Workers loading and unloading produce at the fruit and vegetable section in the Pasir Panjang Wholesale Centre. Business has never recovered since the Sars crisis in 2003, say stall owners. -- ST PHOTOS: MARK CHEONG
WHEN Pasir Panjang Wholesale Centre opened in 1983 to centralise the distribution of fruit, vegetables and dried goods, the grey complex with hangar-like buildings also served an unlikely purpose - as a place where couples went on dates.
"The sea used to be next to the centre. Couples would buy durians and stroll along the sea," said Mr Tay Khiam Back, 58, chairman of the centre's association.
Thirty-one years later, durians can still be bought there but love is no longer in the air: The land next door has been reclaimed and business at the once-bustling centre has quietened down.
Over the last decade or so, the centre has had more than its fair share of tragedy. In 2003, at the peak of the severe acute respiratory syndrome (Sars) outbreak, the centre was closed for 15 days when a wholesaler became infected. In 2004, Malaysian vegetable packer Took Leng How murdered eight-year-old Huang Na from China in a storeroom there.
Physically, not much has changed.
Some 1,405 stalls, shops, offices and cold rooms are housed in 26 blocks in a complex as big as 20 football fields. The site has its own canteen and an auction hall where hundreds of wet market vendors and restaurant owners gather during the wee hours to bid for the freshest groceries.
In the day, though, the place is almost like a ghost town. It is quiet except for a handful of workers loading and unloading goods and shopowners milling about. Few customers walk in.
Sellers said the centre never recovered from the hit it took during Sars.
"I lost half of my customers," said Mr Ong Chor Keng, 53, owner of dried goods store Goh Yeow Heng. Stacks of dried mushrooms, shrimps and an assortment of nuts are placed outside the store. Inside, rows of made-in-China canned food lined the shelves.
Consumers would rather go to their nearby supermarkets to shop in comfort and at their convenience, he said. Gone are the days when housewives would buy in bulk to feed big families.
"New housewives don't cook as often," he said. "People eat canned food less because they're worried about MSG. They see that my canned food is 'made-in-China', they don't trust it." MSG, monosodium glutamate, is a flavour-enhancing food additive.
His clients - owners of small shops in wet markets - also visit less often. "Twenty years ago, they would make three trips a week here. Now, once a week or every two weeks," he said.
Ms Xie Li Fen, 39, who runs Bee Seng Fruit Supply, agreed that the plum days are over. "Our lifestyles have changed and the trend is for customers to shop in supermarkets instead. The minimarts are affected, and we are also affected," she said.
Mr Lee Desmond Bernavey, 40, director of fruit and vegetable wholesaler FreshDirect, said retailers now have more places to get supplies from.
Businesses are bypassing them and getting supplies directly from Malaysia, he said.

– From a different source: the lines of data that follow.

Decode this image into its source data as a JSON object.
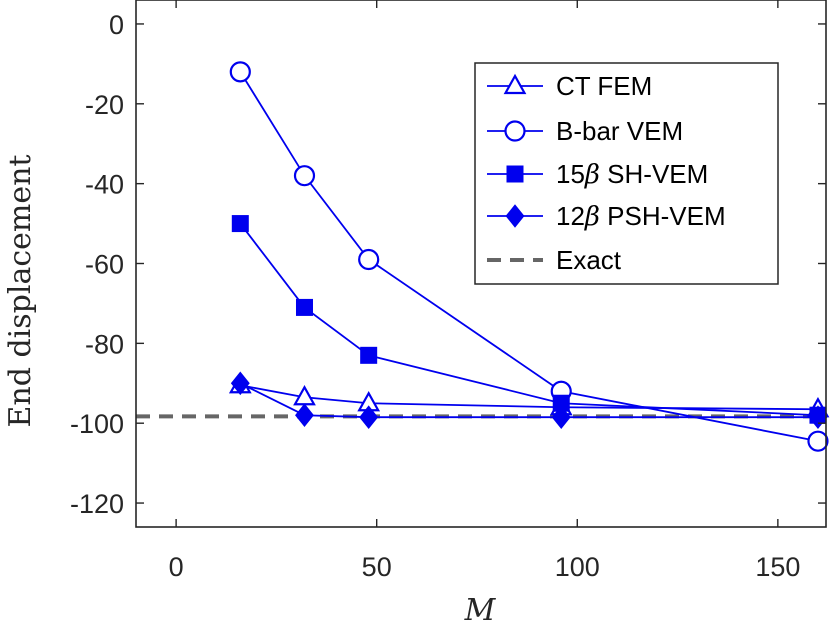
{
  "chart_data": {
    "type": "line",
    "title": "",
    "xlabel": "M",
    "ylabel": "End displacement",
    "xlim": [
      -10,
      162
    ],
    "ylim": [
      -126,
      6
    ],
    "xticks": [
      0,
      50,
      100,
      150
    ],
    "yticks": [
      0,
      -20,
      -40,
      -60,
      -80,
      -100,
      -120
    ],
    "grid": false,
    "legend_position": "top-right",
    "colors": {
      "series": "#0000ee",
      "exact": "#666666",
      "axis": "#262626"
    },
    "series": [
      {
        "name": "CT FEM",
        "marker": "triangle-open",
        "x": [
          16,
          32,
          48,
          96,
          160
        ],
        "y": [
          -90.5,
          -93.5,
          -95,
          -96,
          -96.5
        ]
      },
      {
        "name": "B-bar VEM",
        "marker": "circle-open",
        "x": [
          16,
          32,
          48,
          96,
          160
        ],
        "y": [
          -12,
          -38,
          -59,
          -92,
          -104.5
        ]
      },
      {
        "name": "SH-VEM",
        "legend_prefix": "15",
        "legend_symbol": "β",
        "legend_suffix": " SH-VEM",
        "marker": "square-filled",
        "x": [
          16,
          32,
          48,
          96,
          160
        ],
        "y": [
          -50,
          -71,
          -83,
          -95,
          -98
        ]
      },
      {
        "name": "PSH-VEM",
        "legend_prefix": "12",
        "legend_symbol": "β",
        "legend_suffix": " PSH-VEM",
        "marker": "diamond-filled",
        "x": [
          16,
          32,
          48,
          96,
          160
        ],
        "y": [
          -90,
          -98,
          -98.5,
          -98.5,
          -98.5
        ]
      }
    ],
    "reference": {
      "name": "Exact",
      "value": -98.3
    }
  }
}
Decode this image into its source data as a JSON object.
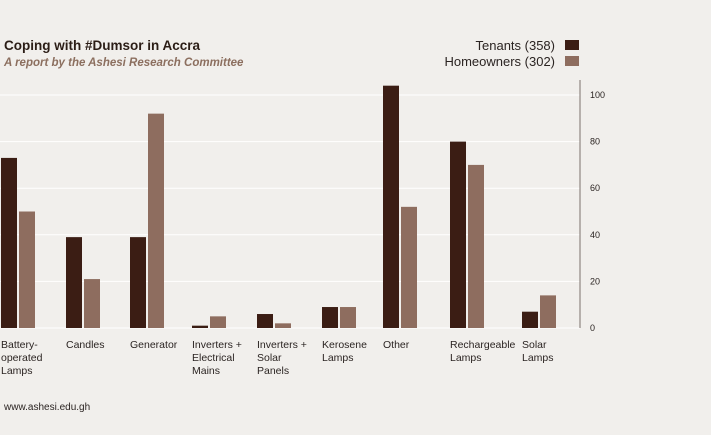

Trucks would just pass through Customs and deliver straight to wet markets or restaurants.
Things are not all bleak though. There are still regular customers, like Ms Amy Foo. The housewife, in her 50s, buys fruits and dried goods at the centre about once a month "because they are cheaper and fresher than at supermarkets". "I normally buy in bulk to share with my friends," she said.
Plans are in the works to improve the centre's operations and accessibility. For one thing, a common pool of delivery vehicles will be put in place to make deliveries more efficient, said the association's Mr Tay.
The Housing Board will also be carrying out upgrading works such as replacing the cold room system, constructing linkways and creating a new entrance and exit from Harbour Drive, a spokesman told The Straits Times. No time frame has been fixed.
But some, like Mr Ong, are not excited by the prospects of renewal. "My children are not going to take over my business. It's only a matter of time before I close my shop," he said.